Secret Tips for the Best BLT Protein Pancakes

1. Crisp the Bacon Separately: Always cook the bacon until extra crisp before folding it into the pancake batter. This keeps it from turning soggy and helps it maintain its texture—even after reheating.
2. Use a Blender for the Batter: Blend your cottage cheese, eggs, and oats until smooth for a fluffy, cohesive pancake base. A blender helps evenly distribute the protein and gives you a fluffier texture.
3. Let the Batter Rest: Let your batter sit for 5–10 minutes after blending. This allows the oats to absorb some moisture, thicken up, and create pancakes that cook evenly without spreading too thin.

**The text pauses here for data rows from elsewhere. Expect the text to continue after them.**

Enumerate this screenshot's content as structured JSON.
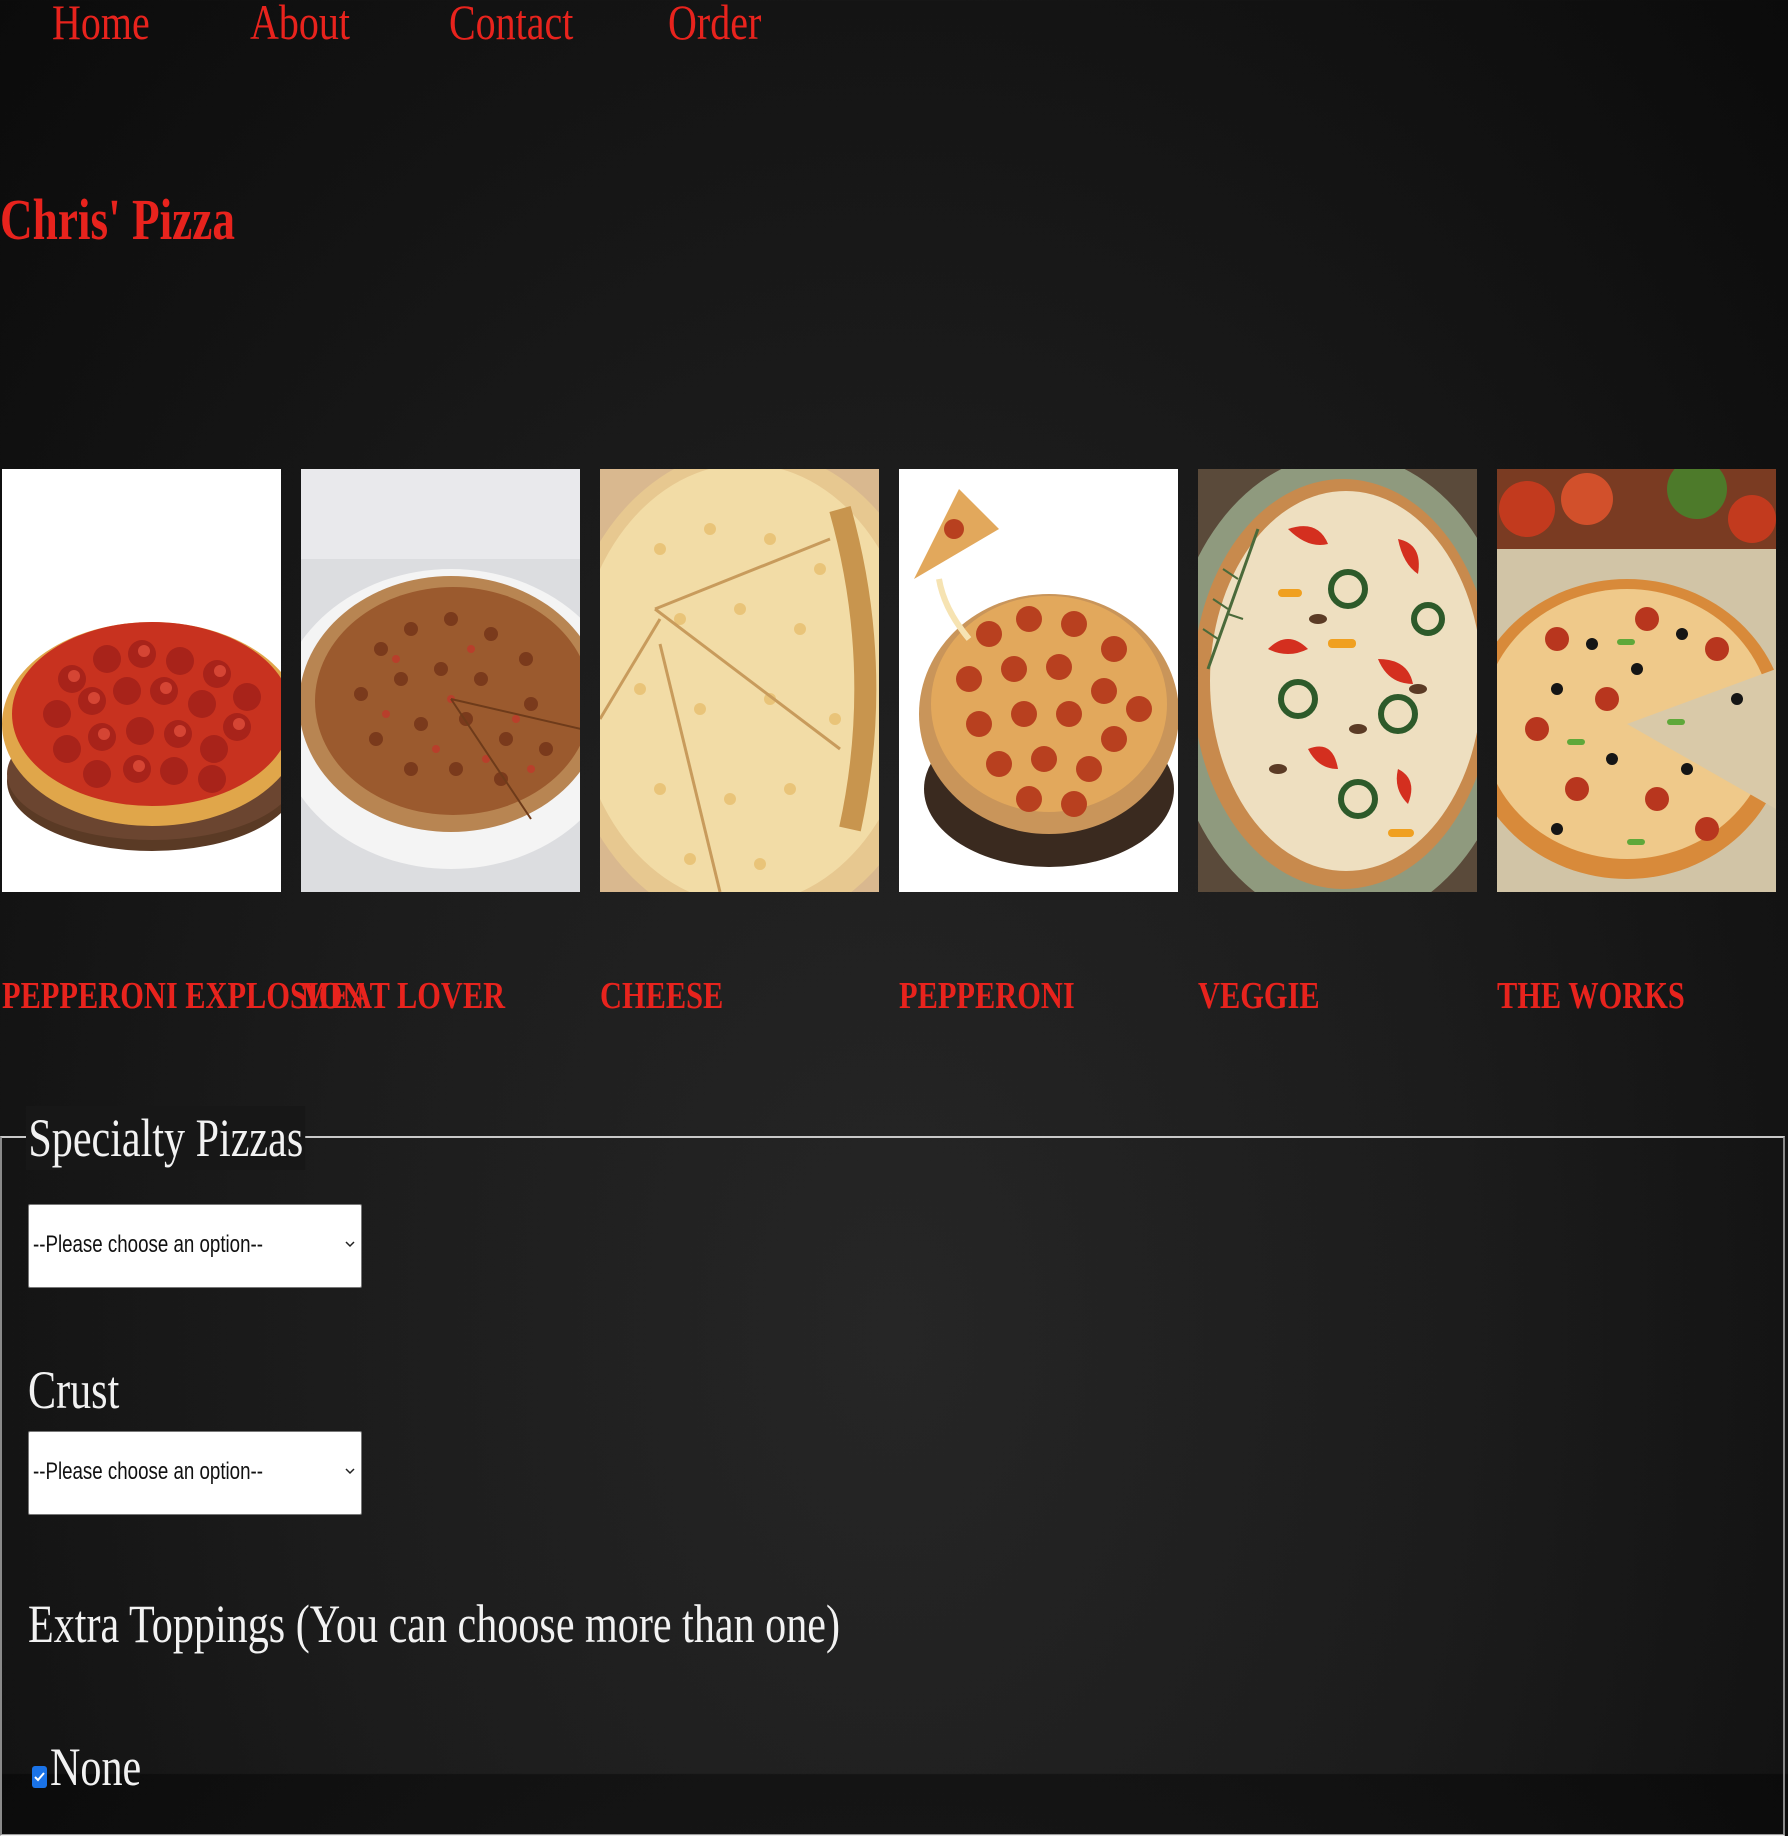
{
  "nav": {
    "items": [
      {
        "label": "Home"
      },
      {
        "label": "About"
      },
      {
        "label": "Contact"
      },
      {
        "label": "Order"
      }
    ]
  },
  "site": {
    "title": "Chris' Pizza"
  },
  "gallery": {
    "pizzas": [
      {
        "name": "PEPPERONI EXPLOSION",
        "image": "pepperoni-explosion-pizza-photo"
      },
      {
        "name": "MEAT LOVER",
        "image": "meat-lover-pizza-photo"
      },
      {
        "name": "CHEESE",
        "image": "cheese-pizza-photo"
      },
      {
        "name": "PEPPERONI",
        "image": "pepperoni-pizza-photo"
      },
      {
        "name": "VEGGIE",
        "image": "veggie-pizza-photo"
      },
      {
        "name": "THE WORKS",
        "image": "the-works-pizza-photo"
      }
    ]
  },
  "form": {
    "legend": "Specialty Pizzas",
    "specialty_select": {
      "value": "--Please choose an option--"
    },
    "crust_label": "Crust",
    "crust_select": {
      "value": "--Please choose an option--"
    },
    "toppings_label": "Extra Toppings (You can choose more than one)",
    "toppings": [
      {
        "label": "None",
        "checked": true
      }
    ]
  },
  "colors": {
    "accent": "#e8231d",
    "text": "#f2f2f2",
    "background": "#161616",
    "checkbox": "#1a73e8"
  }
}
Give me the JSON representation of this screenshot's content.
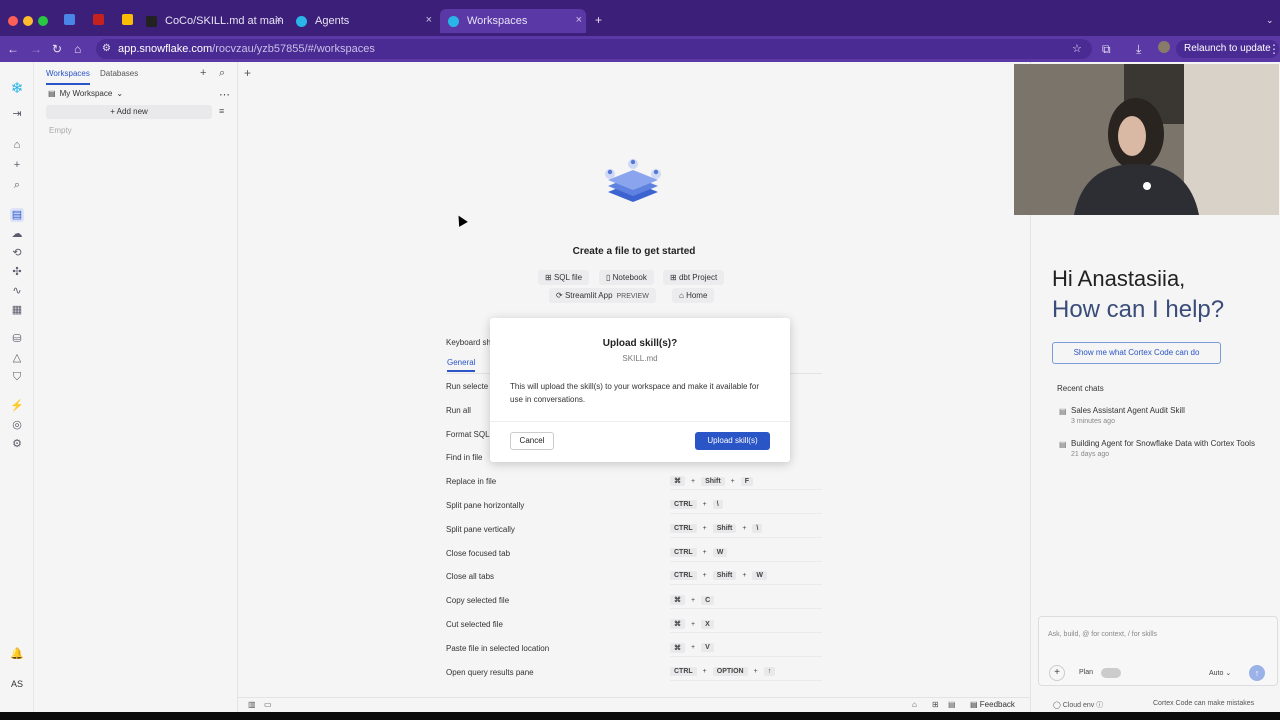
{
  "browser": {
    "tabs": [
      {
        "title": "CoCo/SKILL.md at main · Res",
        "active": false
      },
      {
        "title": "Agents",
        "active": false
      },
      {
        "title": "Workspaces",
        "active": true
      }
    ],
    "url_host": "app.snowflake.com",
    "url_path": "/rocvzau/yzb57855/#/workspaces",
    "relaunch_label": "Relaunch to update"
  },
  "explorer": {
    "tabs": [
      "Workspaces",
      "Databases"
    ],
    "workspace_name": "My Workspace",
    "add_new": "Add new",
    "empty": "Empty"
  },
  "main": {
    "hero_title": "Create a file to get started",
    "chips": {
      "sql": "SQL file",
      "notebook": "Notebook",
      "dbt": "dbt Project",
      "streamlit": "Streamlit App",
      "preview": "PREVIEW",
      "home": "Home"
    },
    "kb_title": "Keyboard sh",
    "kb_tab": "General",
    "shortcuts": [
      {
        "label": "Run selecte",
        "keys": []
      },
      {
        "label": "Run all",
        "keys": []
      },
      {
        "label": "Format SQL",
        "keys": []
      },
      {
        "label": "Find in file",
        "keys": []
      },
      {
        "label": "Replace in file",
        "keys": [
          "⌘",
          "+",
          "Shift",
          "+",
          "F"
        ]
      },
      {
        "label": "Split pane horizontally",
        "keys": [
          "CTRL",
          "+",
          "\\"
        ]
      },
      {
        "label": "Split pane vertically",
        "keys": [
          "CTRL",
          "+",
          "Shift",
          "+",
          "\\"
        ]
      },
      {
        "label": "Close focused tab",
        "keys": [
          "CTRL",
          "+",
          "W"
        ]
      },
      {
        "label": "Close all tabs",
        "keys": [
          "CTRL",
          "+",
          "Shift",
          "+",
          "W"
        ]
      },
      {
        "label": "Copy selected file",
        "keys": [
          "⌘",
          "+",
          "C"
        ]
      },
      {
        "label": "Cut selected file",
        "keys": [
          "⌘",
          "+",
          "X"
        ]
      },
      {
        "label": "Paste file in selected location",
        "keys": [
          "⌘",
          "+",
          "V"
        ]
      },
      {
        "label": "Open query results pane",
        "keys": [
          "CTRL",
          "+",
          "OPTION",
          "+",
          "↑"
        ]
      }
    ]
  },
  "modal": {
    "title": "Upload skill(s)?",
    "subtitle": "SKILL.md",
    "body": "This will upload the skill(s) to your workspace and make it available for use in conversations.",
    "cancel": "Cancel",
    "confirm": "Upload skill(s)"
  },
  "cortex": {
    "greeting_line1": "Hi Anastasiia,",
    "greeting_line2": "How can I help?",
    "show_me": "Show me what Cortex Code can do",
    "recent_heading": "Recent chats",
    "recent": [
      {
        "title": "Sales Assistant Agent Audit Skill",
        "ago": "3 minutes ago"
      },
      {
        "title": "Building Agent for Snowflake Data with Cortex Tools",
        "ago": "21 days ago"
      }
    ],
    "placeholder": "Ask, build, @ for context, / for skills",
    "plan": "Plan",
    "auto": "Auto",
    "cloud_env": "Cloud env",
    "mistakes": "Cortex Code can make mistakes"
  },
  "status": {
    "feedback": "Feedback"
  },
  "user_initials": "AS",
  "colors": {
    "accent": "#2a55c7",
    "browser_chrome": "#5a38a6"
  }
}
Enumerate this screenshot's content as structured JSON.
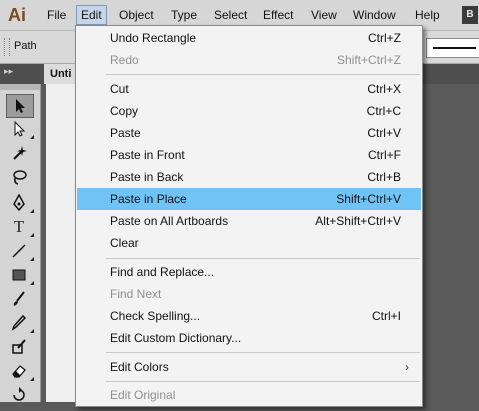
{
  "app": {
    "logo": "Ai",
    "bridge_label": "B"
  },
  "menubar": {
    "items": [
      "File",
      "Edit",
      "Object",
      "Type",
      "Select",
      "Effect",
      "View",
      "Window",
      "Help"
    ]
  },
  "controlbar": {
    "object_label": "Path"
  },
  "document": {
    "tab_label": "Unti"
  },
  "edit_menu": {
    "items": [
      {
        "label": "Undo Rectangle",
        "shortcut": "Ctrl+Z",
        "enabled": true
      },
      {
        "label": "Redo",
        "shortcut": "Shift+Ctrl+Z",
        "enabled": false
      },
      {
        "label": "Cut",
        "shortcut": "Ctrl+X",
        "enabled": true
      },
      {
        "label": "Copy",
        "shortcut": "Ctrl+C",
        "enabled": true
      },
      {
        "label": "Paste",
        "shortcut": "Ctrl+V",
        "enabled": true
      },
      {
        "label": "Paste in Front",
        "shortcut": "Ctrl+F",
        "enabled": true
      },
      {
        "label": "Paste in Back",
        "shortcut": "Ctrl+B",
        "enabled": true
      },
      {
        "label": "Paste in Place",
        "shortcut": "Shift+Ctrl+V",
        "enabled": true,
        "highlighted": true
      },
      {
        "label": "Paste on All Artboards",
        "shortcut": "Alt+Shift+Ctrl+V",
        "enabled": true
      },
      {
        "label": "Clear",
        "shortcut": "",
        "enabled": true
      },
      {
        "label": "Find and Replace...",
        "shortcut": "",
        "enabled": true
      },
      {
        "label": "Find Next",
        "shortcut": "",
        "enabled": false
      },
      {
        "label": "Check Spelling...",
        "shortcut": "Ctrl+I",
        "enabled": true
      },
      {
        "label": "Edit Custom Dictionary...",
        "shortcut": "",
        "enabled": true
      },
      {
        "label": "Edit Colors",
        "shortcut": "",
        "enabled": true,
        "submenu": true
      },
      {
        "label": "Edit Original",
        "shortcut": "",
        "enabled": false
      }
    ]
  },
  "colors": {
    "highlight": "#70c3f5",
    "menu_bg": "#f3f3f3",
    "disabled_text": "#8f8f8f"
  },
  "tools": [
    "selection-tool",
    "direct-selection-tool",
    "magic-wand-tool",
    "lasso-tool",
    "pen-tool",
    "type-tool",
    "line-segment-tool",
    "rectangle-tool",
    "paintbrush-tool",
    "pencil-tool",
    "blob-brush-tool",
    "eraser-tool",
    "rotate-tool"
  ]
}
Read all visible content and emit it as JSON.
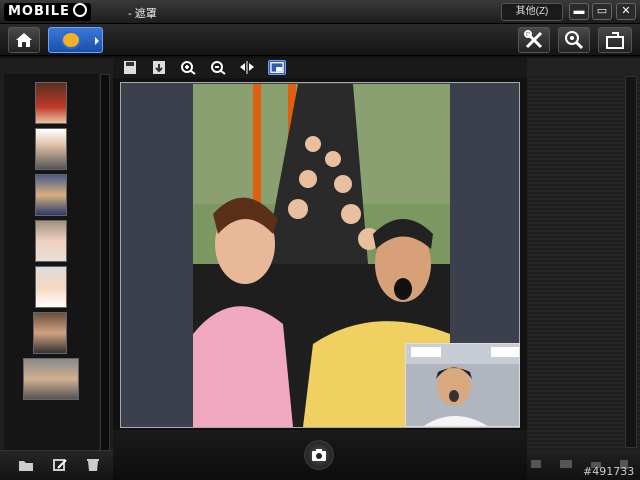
{
  "titlebar": {
    "logo_text": "MOBILE",
    "window_title": "- 遮罩",
    "other_menu_label": "其他(Z)",
    "minimize_symbol": "▬",
    "maximize_symbol": "▭",
    "close_symbol": "✕"
  },
  "toolbar": {
    "icons": [
      "home-icon",
      "effect-mask-icon",
      "tools-icon",
      "webcam-search-icon",
      "share-icon"
    ]
  },
  "edit_toolbar": {
    "icons": [
      "save-icon",
      "import-icon",
      "zoom-in-icon",
      "zoom-out-icon",
      "flip-icon",
      "pip-mode-icon"
    ],
    "active": "pip-mode-icon"
  },
  "thumbnails": {
    "count": 7,
    "items": [
      "portrait-woman-red",
      "portrait-man-gray",
      "portrait-child-costume",
      "portrait-baby",
      "portrait-child-hood",
      "portrait-group-photo",
      "portrait-couple-car"
    ]
  },
  "left_footer": {
    "icons": [
      "open-folder-icon",
      "edit-icon",
      "delete-icon"
    ]
  },
  "center_footer": {
    "icons": [
      "camera-capture-icon"
    ]
  },
  "watermark": "#491733"
}
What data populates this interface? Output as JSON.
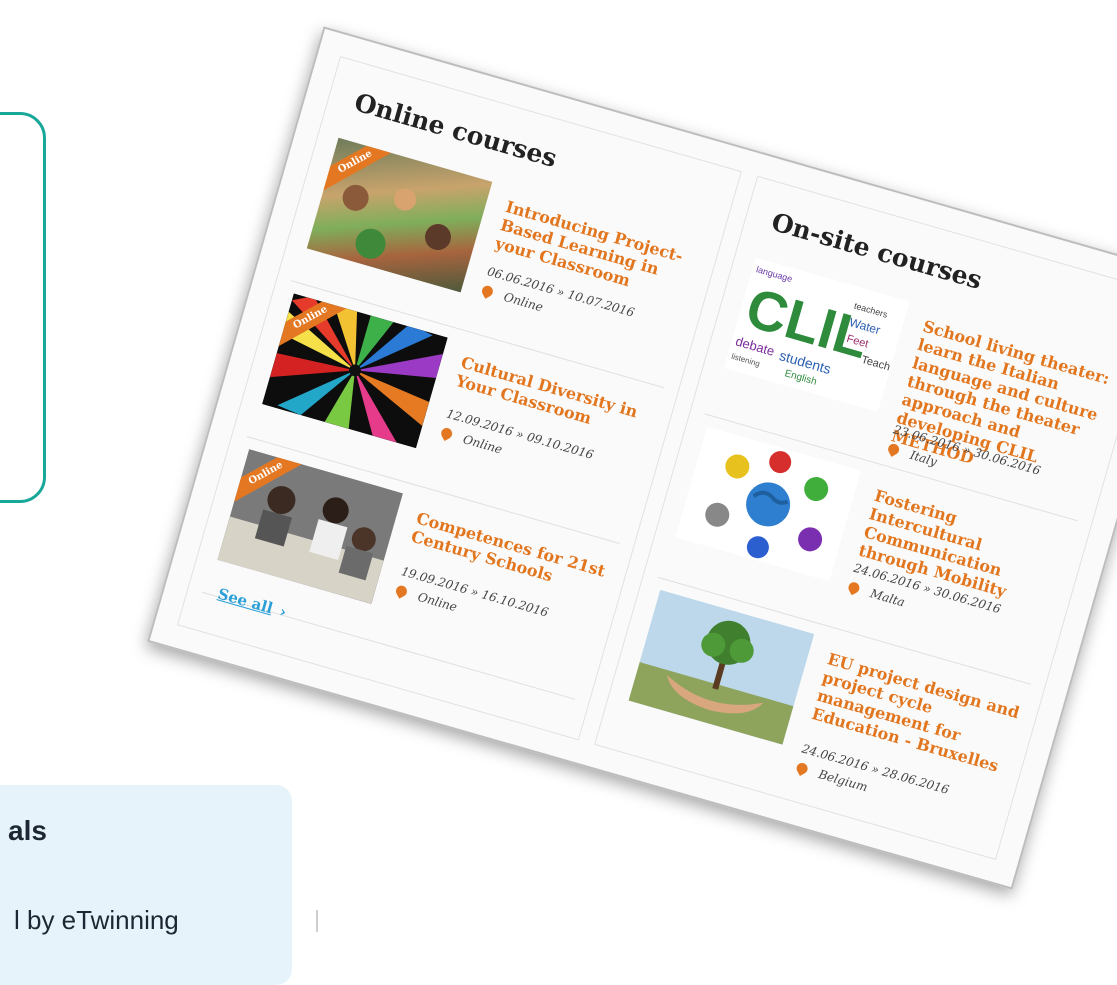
{
  "background": {
    "card_title": "als",
    "card_text": "l by eTwinning"
  },
  "online": {
    "title": "Online courses",
    "see_all": "See all",
    "badge": "Online",
    "courses": [
      {
        "title": "Introducing Project-Based Learning in your Classroom",
        "dates": "06.06.2016 » 10.07.2016",
        "location": "Online",
        "image": "classroom-photo"
      },
      {
        "title": "Cultural Diversity in Your Classroom",
        "dates": "12.09.2016 » 09.10.2016",
        "location": "Online",
        "image": "colored-pencils-photo"
      },
      {
        "title": "Competences for 21st Century Schools",
        "dates": "19.09.2016 » 16.10.2016",
        "location": "Online",
        "image": "students-photo"
      }
    ]
  },
  "onsite": {
    "title": "On-site courses",
    "courses": [
      {
        "title": "School living theater: learn the Italian language and culture through the theater approach and developing CLIL METHOD",
        "dates": "23.06.2016 » 30.06.2016",
        "location": "Italy",
        "image": "clil-wordcloud"
      },
      {
        "title": "Fostering Intercultural Communication through Mobility",
        "dates": "24.06.2016 » 30.06.2016",
        "location": "Malta",
        "image": "handprints-globe"
      },
      {
        "title": "EU project design and project cycle management for Education - Bruxelles",
        "dates": "24.06.2016 » 28.06.2016",
        "location": "Belgium",
        "image": "tree-in-hands"
      }
    ]
  },
  "thumb_text": {
    "clil_big": "CLIL",
    "clil_words": [
      "language",
      "debate",
      "students",
      "Water",
      "teachers",
      "Feet",
      "English",
      "listening",
      "Teach"
    ]
  },
  "colors": {
    "accent": "#e2761f",
    "link": "#2a9fd6",
    "teal": "#18a89a",
    "card_blue": "#e6f3fb"
  }
}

4. Chop Tomatoes and Greens Small: Dice your tomatoes and shred your lettuce or spinach finely so they incorporate into the batter better without causing sogginess or breaking up the pancake structure.
5. Make It a Sandwich: Double-stack your BLT protein pancakes with a smear of mashed avocado or Greek yogurt in between to create a high-protein savory sandwich that's great on the go.
6. Freeze Between Parchment Layers: If meal prepping, freeze pancakes in a single layer on a tray first, then stack them between pieces of parchment in a bag. This keeps them from sticking and makes it easy to grab just one or two.
7. Add a Sprinkle of Cheese: For extra flavor, fold in a tablespoon of grated cheddar or Parmesan into the batter. It enhances the savory profile and pairs beautifully with the BLT flavors.